ユリに言われるままに、必要らしいものを購入したアルは、それらをカバンにしまい、店を出た。ちなみに、お金は村を出る時に村長からもらっているし、炎の国を出る際にも、「旅の道具の購入に使って」と、ユリからそれなりの……いやかなりのお金をもらっていたりするため、自分の財布からお金が出ていくことには何の異論もなかった。
「ちょっと待って!!」
二人がまた自分たちの舟に乗ろうとしたところで、どこかで聞いた声が聞こえた。声のした方に振り向くと、そこには……
「えっと……フォールくん……だっけ?」
先程教会で、一番に少女・セイカの心配をしていた少年、フォールがいた。
「なぁ、あんたたち……ホントにセイカを助けに行ってくれるのか?」
「うん。そのつもりだけど……」
「そんなたちの悪い嘘をつく趣味は無いわ」
二人の返答に、フォールは強い意志を持った目で言葉を続けた。
「なら、オレも連れて行ってくれ!」
「え……?」
フォールの言葉に、二人は目を見開いた。
「……本気か?」
「もちろん! セイカを助けるんだ!!」
「…………戦えるの?」
「体術は、大人にも負けねぇ」
「魔物と戦えるのかと聞いているの。必要とあらば、その命を奪うことができる?」
「……えっと、それは……」
元気に答えてきたフォールが、そこで初めてひるんだ。フォールに向けられた言葉だったはずなのに、アルも息を呑んだ。
「足手まといになるようなら、付いてこないで」
ユリの厳しい言葉は、単純に嫌悪しているのではなく、少年への心配の色も見受けられた。

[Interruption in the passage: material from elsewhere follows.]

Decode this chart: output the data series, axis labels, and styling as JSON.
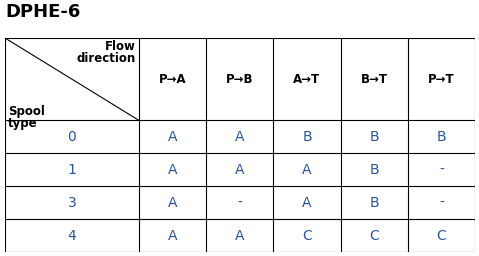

「で、でも! お前ら、さっきのヤツの居場所わかるのかよ!」
「大体はね。気配からして、この町の西になにかあるんじゃない?」
「うっ……。で、でも、中に入ったことは無いだろ! オレ、一階なら……地下に続く階段までなら案内できるぞ! オレ、いつもそこで修行してるんだ」
「修行を?」
思いがけない事実に、ユリは少々迷いの色を見せた。
「化け物を、殺す……とかは、まだしたことないし、わかんねぇけど……でも! オレは、セイカを助けたいんだ!!」
そう言う、フォールの顔は必死で、
「いいんじゃないかな?助けに来た中に、知り合いがいた方がセイカちゃんも安心するだろうし」
アルは、ユリにそう進言した。
「……そうね」
ユリの賛同をもらって、アルもフォールも顔をほころばせた。
「ありがとうございます!」
「あ、名前教えとかないとな。俺は、アルフォート=アスタ。アルって呼んでくれ」
「オレは、フォール=ソイドってんだ。よろしくな、アル」
互いに自己紹介を終えた二人は、ユリへと目を向ける。
「……ユリでもユリシアでも、好きなように呼んでちょうだい」
「はい! よろしくお願いします、ユリシアさん」
うれしそうに言うフォールに、ユリも、笑顔を返した。
「で、ユリ。どこに行くんだっけ?」
「とりあえず、街を出ましょう。たしか、島の西側に何かあったはずだから」
「ユリ、このあたりの地形詳しいのか?魔物の生息域?だって知ってたし」
「本で読んだだけよ。本物を見るのは初めて」
「へぇ」
話しながら、二人は今度こそ舟に乗るために歩き出す。しかし
「フォール?」
「あ、はい!」
動こうとしないフォールに、アルは首をかしげる。
「一緒に行くんだろ? 準備はいいか?」
「すぐに行ける!」
「じゃあ、舟に乗れよ。急ごう」
「うん!」
三人は、船へと乗り込んだ。目指すは……
「魔物の祠?」
「うん。たぶん、セイカは……そこにいるんじゃないかと……」
「それって、この国の西の洞穴?」
「あ……はい。でもその洞穴の上に、何十年か前からは今の祠が建てられたらしくて……」
「なら、絶対そこであっていると思うわ」
「……じゃあ、行くか!」
「えぇ」
「うん!」
三人は、小さな舟で、目的地を目指した。